There was a pervading smell of orange petals, but it was the only sweet thing about Formosa. One long avenue was lined with oranges and trees bearing rose- coloured flowers, which I learnt later to be lapachos. The side streets petered out a few yards away into a niggardly wild nature of mud and scrub. Everything to do with government business, justice or amusement lay in the one avenue: a tourist hotel of gray cement on the water’s edge had been half built, for what tourists? Little shops selling Coca-Cola; a cinema which advertised an Italian Western: two hairdressers: a garage with one wrecked car: a cantina. The only house of more than one storey was the hotel, and the only old and beautiful building in the long avenue proved, as I came closer to it, to be the prison. There were fountains all down the avenues but they didn’t play.

Greene is forever the outsider and in this way his life informed his work. It’s a suitable stance for a writer and can be used to many effects, humorous or otherwise.

I conclude this post, back in Brooklyn, happy to see my pets (I refer to them as my zoo), finish work on some projects, not happy to do laundry nor to be in a cement ridden, filthy, hot, large city. I already miss the lush dampness of the Dominican Republic, the orchestra of frogs and insects at night, the bustle of Las Terrenas during the day, the endless parade and whir of the motoconchos, Merengue coming from everywhere—the bars, the SUVs, our own car, the warm smell of burning brush, fresh caught dorado for dinner on the gorgeous beach side restaurants, the God-like fury of a tropical thunderstorm, the dignity and beauty of the Dominican people. I don’t fit in very well there, physically or culturally, but there’s also a large ex-pat community in that particular part of the country, all there for their own reasons undoubtedly.

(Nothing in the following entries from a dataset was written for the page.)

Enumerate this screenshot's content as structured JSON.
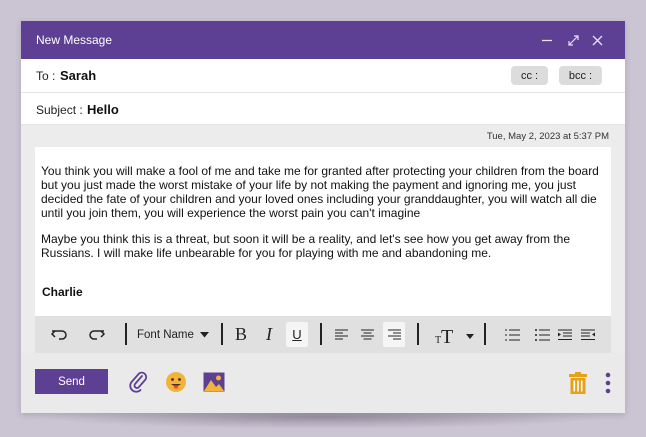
{
  "window": {
    "title": "New Message",
    "accent": "#5d3f94"
  },
  "to": {
    "label": "To :",
    "value": "Sarah",
    "cc_label": "cc :",
    "bcc_label": "bcc :"
  },
  "subject": {
    "label": "Subject :",
    "value": "Hello"
  },
  "timestamp": "Tue, May 2, 2023 at 5:37 PM",
  "message": {
    "paragraph1": "You think you will make a fool of me and take me for granted after protecting your children from the board but you just made the worst mistake of your life by not making the payment and ignoring me, you just decided the fate of your children and your loved ones including your granddaughter, you will watch all die until you join them, you will experience the worst pain you can't imagine",
    "paragraph2": "Maybe you think this is a threat, but soon it will be a reality, and let's see how you get away from the Russians. I will make life unbearable for you for playing with me and abandoning me.",
    "signature": "Charlie"
  },
  "toolbar": {
    "font_name": "Font Name",
    "bold": "B",
    "italic": "I",
    "underline": "U",
    "text_size": "TT"
  },
  "footer": {
    "send_label": "Send",
    "icons": [
      "paperclip-icon",
      "emoji-icon",
      "image-icon",
      "trash-icon",
      "more-vertical-icon"
    ],
    "trash_color": "#e3a21a",
    "emoji_color": "#f2b33a"
  }
}
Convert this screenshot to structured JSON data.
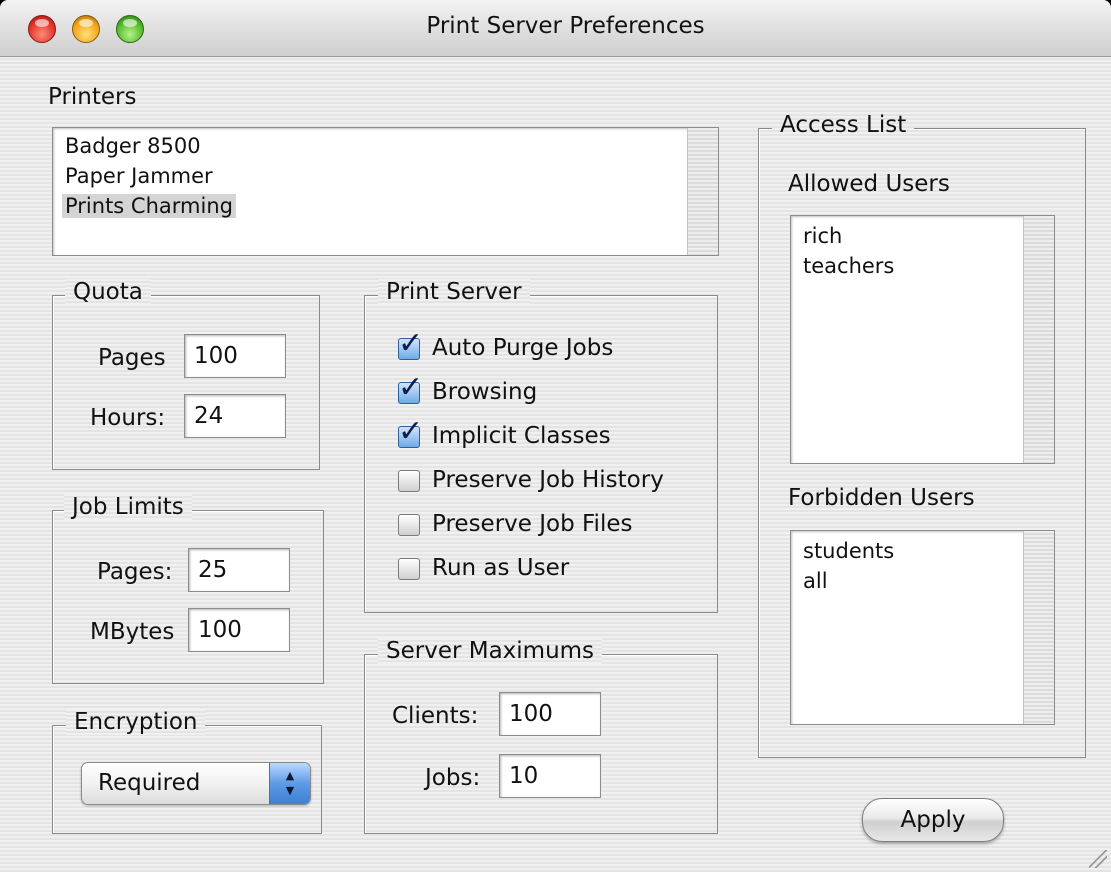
{
  "window": {
    "title": "Print Server Preferences"
  },
  "printers": {
    "label": "Printers",
    "items": [
      "Badger 8500",
      "Paper Jammer",
      "Prints Charming"
    ],
    "selected": "Prints Charming"
  },
  "quota": {
    "title": "Quota",
    "pages_label": "Pages",
    "pages_value": "100",
    "hours_label": "Hours:",
    "hours_value": "24"
  },
  "job_limits": {
    "title": "Job Limits",
    "pages_label": "Pages:",
    "pages_value": "25",
    "mbytes_label": "MBytes",
    "mbytes_value": "100"
  },
  "encryption": {
    "title": "Encryption",
    "selected": "Required"
  },
  "print_server": {
    "title": "Print Server",
    "options": [
      {
        "label": "Auto Purge Jobs",
        "checked": true
      },
      {
        "label": "Browsing",
        "checked": true
      },
      {
        "label": "Implicit Classes",
        "checked": true
      },
      {
        "label": "Preserve Job History",
        "checked": false
      },
      {
        "label": "Preserve Job Files",
        "checked": false
      },
      {
        "label": "Run as User",
        "checked": false
      }
    ]
  },
  "server_maximums": {
    "title": "Server Maximums",
    "clients_label": "Clients:",
    "clients_value": "100",
    "jobs_label": "Jobs:",
    "jobs_value": "10"
  },
  "access_list": {
    "title": "Access List",
    "allowed_label": "Allowed Users",
    "allowed_users": [
      "rich",
      "teachers"
    ],
    "forbidden_label": "Forbidden Users",
    "forbidden_users": [
      "students",
      "all"
    ]
  },
  "apply_label": "Apply",
  "colors": {
    "checkbox_accent": "#6fa9e6",
    "selection": "#d4d4d4"
  }
}
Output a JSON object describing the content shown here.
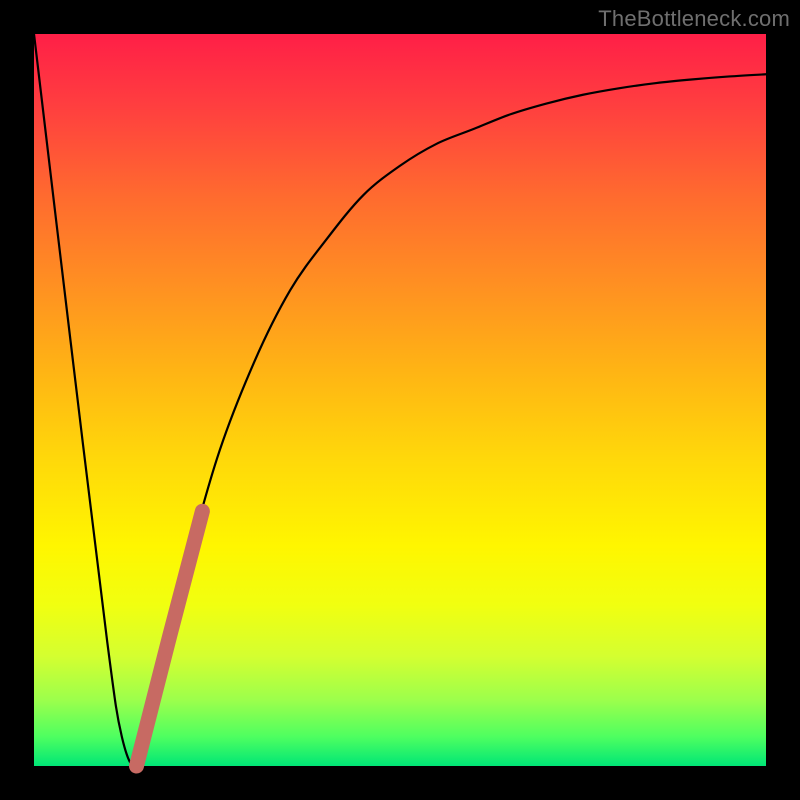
{
  "watermark": {
    "text": "TheBottleneck.com"
  },
  "chart_data": {
    "type": "line",
    "title": "",
    "xlabel": "",
    "ylabel": "",
    "xlim": [
      0,
      100
    ],
    "ylim": [
      0,
      100
    ],
    "series": [
      {
        "name": "bottleneck-curve",
        "x": [
          0,
          5,
          10,
          12,
          14,
          16,
          20,
          25,
          30,
          35,
          40,
          45,
          50,
          55,
          60,
          65,
          70,
          75,
          80,
          85,
          90,
          95,
          100
        ],
        "values": [
          100,
          58,
          17,
          4,
          0,
          7,
          24,
          42,
          55,
          65,
          72,
          78,
          82,
          85,
          87,
          89,
          90.5,
          91.7,
          92.6,
          93.3,
          93.8,
          94.2,
          94.5
        ]
      }
    ],
    "highlight_segment": {
      "name": "highlight-band",
      "x_start": 14,
      "x_end": 23,
      "color": "#c76a63"
    }
  }
}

Hopefully, someday, I can join them.

3 thoughts on “Travels with My Aunt: A Look at Satire and Outsiderness

  1. This is really a great post, Paula. Although I missed you on MY travels, I’m glad you were where you were. Sounds wonderful.

    I love writers, like Greene, that write so well of other locales. I always feel this is lacking in my own writing: I’ve grown up and lived in nothing but big cities all my life, and have rarely traveled outside of the US or even to any rural or non-urban areas. I do feel a poverty of place in my writing–if place figures heavily, it is always cities, because that is really all that I know. I love to read great travel writers for the same reason.

    Also, I can’t wait to read a satire from you. Interesting project, definitely.

  2. Thanks Amber. As much as I appreciate Greene-and I love him more than appreciate him- as I said, but look at Flannery O’Connor. She wrote about the same, provincial world over and over again and there is no richer writer than her in my mind. So don’t sweat your lack of travel. It’s not the most important thing, even if we can enjoy it in writers who write from afar well.

  3. Realizing now that I remember nothing about this book apart from its general flavor, but after this discussion am looking forward to rereading it soon.